2015-04-06 26 views
6

我有以下格式的elasticsearch文檔。我需要部分更新「x」字段並在其中添加一個python字典。elasticsearch用python進行部分更新

{ 
     "_index": "gdata34", 
     "_type": "gdat", 
     "_id": "328091-72341-118", 
     "_version": 1, 
     "_score": 1, 
     "_source": { 
      "d": { 
       "Thursday": { 
        "s": "" 
       }, 
       "Email": { 
        "s": "" 
       }, 
       "Country": { 
        "s": "US" 
       }, 

      }, 
      "x": { 
       "Geo": { 
        "s": "45.335428,-118.057133", 
        "g": [ 
         -118.057133 
         , 
         45.335428 
        ] 
       } 
      }, 
      } 
     } 

我嘗試下面的代碼更新:

from elasticsearch import Elasticsearch, exceptions 
import pprint 


elasticsearch = Elasticsearch() 
doc = elasticsearch.get(index='gdata34', doc_type='gdat', id='328091-72341-7') 

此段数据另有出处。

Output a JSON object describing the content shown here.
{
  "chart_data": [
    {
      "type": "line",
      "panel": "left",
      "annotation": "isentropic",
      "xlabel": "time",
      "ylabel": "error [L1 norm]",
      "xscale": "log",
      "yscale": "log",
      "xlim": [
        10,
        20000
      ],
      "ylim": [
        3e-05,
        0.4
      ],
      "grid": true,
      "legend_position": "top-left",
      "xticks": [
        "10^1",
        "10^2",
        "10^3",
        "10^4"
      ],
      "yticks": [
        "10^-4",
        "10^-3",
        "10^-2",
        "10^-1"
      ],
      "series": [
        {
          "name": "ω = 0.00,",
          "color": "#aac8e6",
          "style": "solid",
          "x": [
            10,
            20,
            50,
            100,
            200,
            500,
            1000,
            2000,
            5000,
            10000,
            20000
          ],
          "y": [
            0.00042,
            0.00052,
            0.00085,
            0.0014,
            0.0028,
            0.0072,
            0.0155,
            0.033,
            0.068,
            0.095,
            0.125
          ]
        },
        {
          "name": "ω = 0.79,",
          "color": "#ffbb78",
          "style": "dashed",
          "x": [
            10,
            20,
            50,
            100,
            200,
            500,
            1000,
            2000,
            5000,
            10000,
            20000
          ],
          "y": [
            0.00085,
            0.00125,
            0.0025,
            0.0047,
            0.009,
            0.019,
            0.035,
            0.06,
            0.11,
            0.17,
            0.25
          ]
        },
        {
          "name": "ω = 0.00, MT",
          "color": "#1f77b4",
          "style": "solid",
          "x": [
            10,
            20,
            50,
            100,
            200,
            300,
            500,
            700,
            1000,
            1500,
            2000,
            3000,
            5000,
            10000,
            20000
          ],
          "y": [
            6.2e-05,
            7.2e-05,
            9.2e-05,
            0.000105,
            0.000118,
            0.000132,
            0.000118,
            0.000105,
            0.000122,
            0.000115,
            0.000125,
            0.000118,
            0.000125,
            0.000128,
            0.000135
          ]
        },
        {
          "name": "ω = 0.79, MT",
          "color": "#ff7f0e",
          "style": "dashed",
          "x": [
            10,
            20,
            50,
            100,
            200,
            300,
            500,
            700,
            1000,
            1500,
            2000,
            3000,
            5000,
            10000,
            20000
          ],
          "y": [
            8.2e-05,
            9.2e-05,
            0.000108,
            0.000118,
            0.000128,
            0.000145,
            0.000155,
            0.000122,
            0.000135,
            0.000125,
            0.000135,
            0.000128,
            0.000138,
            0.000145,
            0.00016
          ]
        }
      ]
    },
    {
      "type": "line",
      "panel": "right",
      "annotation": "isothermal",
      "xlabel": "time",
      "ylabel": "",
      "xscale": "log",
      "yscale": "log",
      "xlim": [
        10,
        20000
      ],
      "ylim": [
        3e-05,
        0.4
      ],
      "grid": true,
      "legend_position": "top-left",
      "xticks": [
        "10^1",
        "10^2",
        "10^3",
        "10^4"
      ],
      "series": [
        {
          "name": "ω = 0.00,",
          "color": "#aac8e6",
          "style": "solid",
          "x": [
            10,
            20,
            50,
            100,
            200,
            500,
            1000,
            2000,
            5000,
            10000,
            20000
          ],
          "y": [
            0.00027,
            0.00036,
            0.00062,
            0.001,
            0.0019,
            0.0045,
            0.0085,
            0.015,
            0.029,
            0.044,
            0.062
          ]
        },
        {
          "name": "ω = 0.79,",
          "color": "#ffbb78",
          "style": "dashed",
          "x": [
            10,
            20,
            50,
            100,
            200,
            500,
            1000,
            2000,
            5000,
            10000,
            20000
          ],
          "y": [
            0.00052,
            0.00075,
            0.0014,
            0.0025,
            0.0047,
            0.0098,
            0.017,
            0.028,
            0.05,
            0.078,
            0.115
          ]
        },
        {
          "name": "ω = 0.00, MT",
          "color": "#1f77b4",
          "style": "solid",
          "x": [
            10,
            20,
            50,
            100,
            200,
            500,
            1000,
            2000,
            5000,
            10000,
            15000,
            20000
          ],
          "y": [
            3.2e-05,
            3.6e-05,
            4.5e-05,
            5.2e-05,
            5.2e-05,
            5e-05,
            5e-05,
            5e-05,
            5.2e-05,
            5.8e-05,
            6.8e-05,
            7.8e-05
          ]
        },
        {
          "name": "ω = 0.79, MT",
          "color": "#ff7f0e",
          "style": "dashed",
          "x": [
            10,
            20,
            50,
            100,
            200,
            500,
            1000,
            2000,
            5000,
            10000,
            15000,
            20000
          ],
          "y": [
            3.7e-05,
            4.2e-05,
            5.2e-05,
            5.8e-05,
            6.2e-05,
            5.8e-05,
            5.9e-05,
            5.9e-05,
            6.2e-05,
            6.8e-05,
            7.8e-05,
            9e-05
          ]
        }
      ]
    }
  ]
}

elasticsearch.update(index='gdata34', doc_type='gdat', id='328091-72341-7', 
        body={"script":"ctx._source.x += y", 
          "params":{"y":"z"} 
        } 
        ) 
elasticsearch.indices.refresh(index='gdata34') 
new_doc = elasticsearch.get(index='gdata34', doc_type='gdat', id='328091-72341-7') 

我收到此錯誤:

elasticsearch.exceptions.RequestError: TransportError(400, u'ElasticsearchIllegalArgumentException[failed to execute script]; nested: ScriptException[dynamic scripting for [groovy] disabled]; ') 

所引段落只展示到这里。